# Question?



## scott (Jun 6, 2006)

Do i have to go to cooking school to become a line cook, and what kind of pay can i make starting out or into the future?


----------



## mezzaluna (Aug 29, 2000)

Scott, that question belongs in the Culinary Students/Culinary Schools forum. I'll move it there.


----------



## chef david (Jun 2, 2006)

Well i Didnt need to have schooling to become a line cook in a 3-4 Star restraunt. I started at min. wage with no experience. Now with a few yearsof experience i can ask About 10.00 to 12.00 Im only a junior in High School


----------



## greasechef (May 20, 2006)

I'd suggest paying your dues for a few months as a dish-washer if you want to become a line cook. If you do decide to go to culinary school, do it after you've got a year or so behind you already. It would be terrible to go to school only to realize that you hate the business.

When you apply for a dish position, let the chef know that what you really want is to cook. Every chef out there will respect you for applying at the bottom in order to move up.

Working as a dishwasher, you will also learn some important stuff, like were everything goes. This is important if you are a linecook and you need something. This goes for pots and pans, as well as cans of tomatoes, and fresh parsley.

If you are lucky, the dish area will have a good view of the rest of the kitchen, watch and learn.

This is how I started 15 years ago. Within 10 years I was the exec chef at a 50 seat fine dining restaurant. Now, I am considering culinary school to "fill in the gaps".

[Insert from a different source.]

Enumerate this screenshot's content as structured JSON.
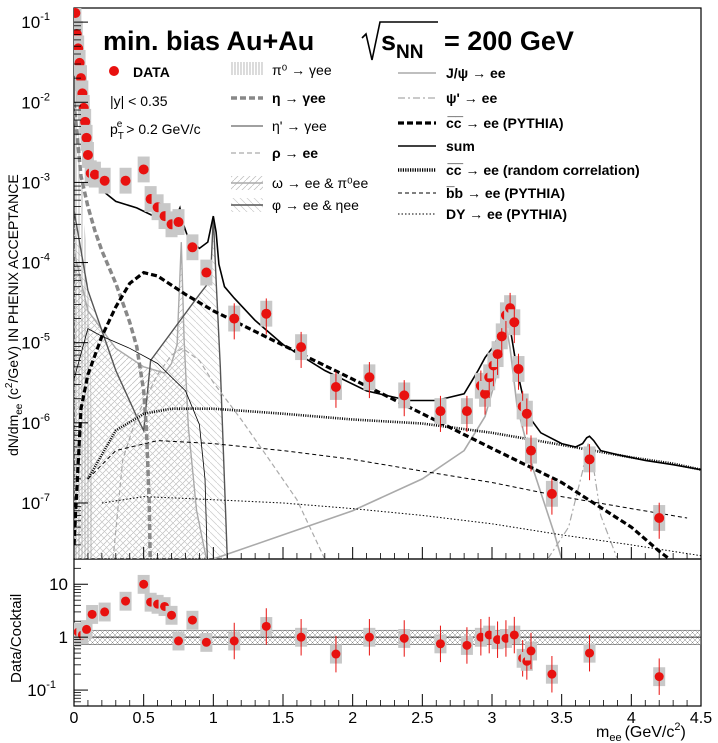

So my advice, see if you like it first.

Edit: As for pay, it depends on location. 5 years ago I was making $75k/ year as a chef. Now, because of location, I am making $10/ hr ($20k/ year) as a baker. Here in Northern Vermont, I can't find better than $12/ hour. If I was on Cape Cod, I know that I would make $20+.


----------



## cakerookie (Sep 10, 2005)

Thats good pay.Considering when I was a line cook I started at $1.65 an hour try making it on that these days. Gasoline costs more than that. I was young at the time and still living with my parents so it did not hurt to bad.

Best Rgds Cakerookie...aka Rook


----------